This follows on the sharp downward revisions in overall growth forecasts this year, mainly reflecting challenging conditions in sub-Saharan Africa’s three largest economies – Angola, Nigeria and South Africa.

However, according to the programme, outside of these three economies, a number of bright spots remain, particularly in the east, Francophone countries and in North Africa, where growth rates of 4% and higher are still being achieved.

The upshot of such ‘multispeed’ growth and more discerning investors is a greater degree of unpredictability in foreign direct investment (FDI) flows. There will likely be shifts in FDI towards the countries that are continuing to grow robustly.

It remains likely, however, that there will be a relative slowdown in investment in sub-Saharan Africa investment over the next 18 months, as investors adjust their investment strategies.

This is apparent, to some extent, in the relatively slower FDI activity in the first half of 2016.

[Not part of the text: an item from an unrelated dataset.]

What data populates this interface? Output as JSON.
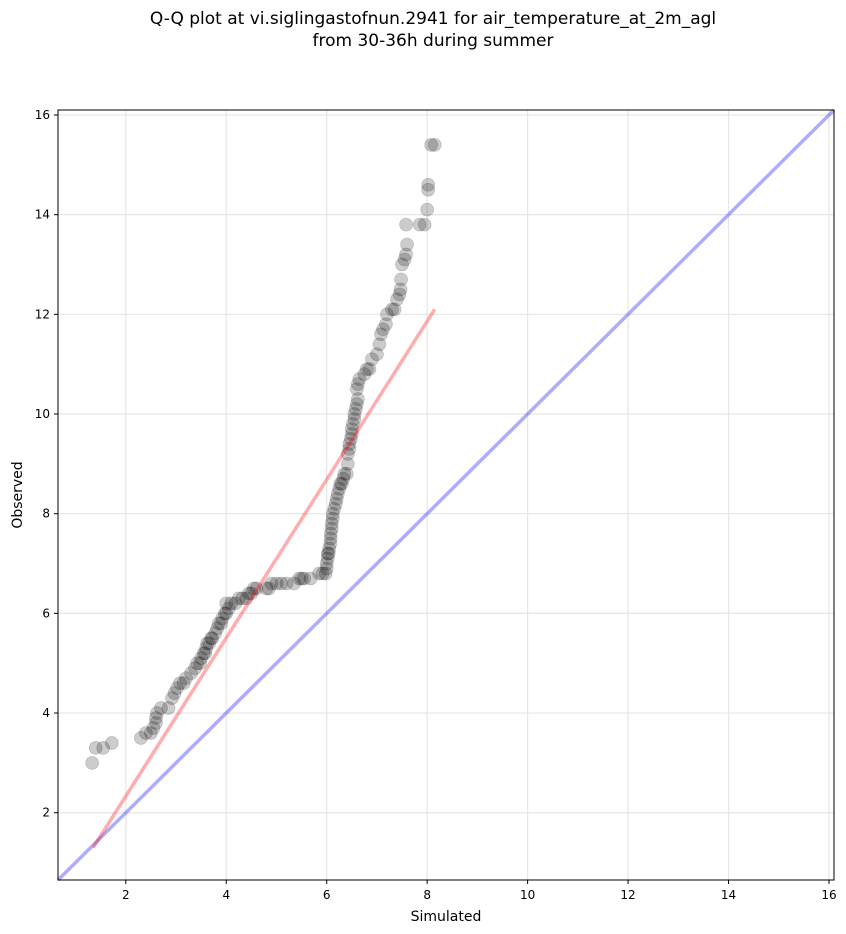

Further, in the first half of 2016, greenfield FDI projects in Africa were down 13.4%, compared with 2015.

However, the capital value of total investments across the continent rose 30%, with the average capital investment per project increasing from $97-million to $145-milliom in the first half of 2016.

Similarly, job creation in Africa resulting from FDI projects was also up, rising 12.6%.

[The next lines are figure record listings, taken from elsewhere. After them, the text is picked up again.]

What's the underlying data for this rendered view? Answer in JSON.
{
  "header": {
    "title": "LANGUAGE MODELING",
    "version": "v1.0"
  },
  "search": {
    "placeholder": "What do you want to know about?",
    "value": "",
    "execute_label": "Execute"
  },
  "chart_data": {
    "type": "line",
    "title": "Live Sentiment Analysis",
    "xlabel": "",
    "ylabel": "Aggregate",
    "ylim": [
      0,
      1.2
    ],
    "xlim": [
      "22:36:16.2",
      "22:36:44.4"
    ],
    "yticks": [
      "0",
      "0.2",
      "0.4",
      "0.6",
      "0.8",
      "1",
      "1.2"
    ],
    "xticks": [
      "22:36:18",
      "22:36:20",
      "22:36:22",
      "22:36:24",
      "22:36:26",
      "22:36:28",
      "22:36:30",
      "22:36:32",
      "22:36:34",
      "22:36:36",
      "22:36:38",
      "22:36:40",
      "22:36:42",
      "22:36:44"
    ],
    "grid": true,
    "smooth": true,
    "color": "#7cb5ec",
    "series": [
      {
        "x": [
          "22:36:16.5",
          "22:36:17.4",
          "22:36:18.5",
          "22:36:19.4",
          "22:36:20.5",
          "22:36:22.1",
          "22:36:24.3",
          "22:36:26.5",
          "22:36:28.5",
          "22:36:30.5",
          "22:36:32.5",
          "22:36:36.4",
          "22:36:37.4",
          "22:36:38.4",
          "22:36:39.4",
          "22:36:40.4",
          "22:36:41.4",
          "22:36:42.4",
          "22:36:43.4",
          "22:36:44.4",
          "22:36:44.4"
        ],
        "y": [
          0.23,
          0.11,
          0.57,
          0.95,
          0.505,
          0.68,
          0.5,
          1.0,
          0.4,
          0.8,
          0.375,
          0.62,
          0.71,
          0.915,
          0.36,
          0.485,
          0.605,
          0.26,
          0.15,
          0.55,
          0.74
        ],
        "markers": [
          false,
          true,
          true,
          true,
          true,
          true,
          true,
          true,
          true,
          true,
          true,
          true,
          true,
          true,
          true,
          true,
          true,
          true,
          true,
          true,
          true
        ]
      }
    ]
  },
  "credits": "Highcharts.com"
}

“Investor sentiment towards Africa as an attractive investment destination is likely to remain somewhat softer over the next few years. This has far less to do with Africa’s fundamentals than it does with a world characterised by heightened geopolitical uncertainty and greater risk aversion,” says EY Africa Business Centre leader Michael Lalor.

Within North Africa, Egypt remains the largest investment destination, posting a 32.4% increase in FDI projects over the first half of 2015.

Egypt’s FDI accounts for a 43% share of that subregion’s capital investment.

Recent initiatives to allow the currency to float freely will likely trigger greater investment. In addition, policy change promises to attract new investments, as the practical realities of foreign exchange shortages disappear, enabling a more business-friendly environment.

“There has been a surge in investment from Asia-Pacific, with the region becoming the second-largest investor when measured by FDI projects, capital and job creation.”

China-sourced FDI into Africa saw a dramatic increase in the first half of the year, with China-sourced FDI projects up 209%, making China the third-biggest investor in the continent.

Overall, however, Western Europe remains the largest regional investor in Africa, contributing 35.1% of FDI projects and 17.8% of capital investment in the first half of 2016.

The second half of 2016 remains difficult for Africa, although there are signs that the worst of the economic downturn is over.

The commodities cycle remains weak, and both the UK’s Brexit decision and the election of Donald Trump in the US have further contributed to uncertainty in investor sentiment.

“This could further impact on FDI into Africa, particularly given the strong role both the US and the UK already play as major investors in Africa. Investors will likely adopt a more cautious approach as they wait for the implications of these events to take hold, and understand what this means for them,” Lalor says.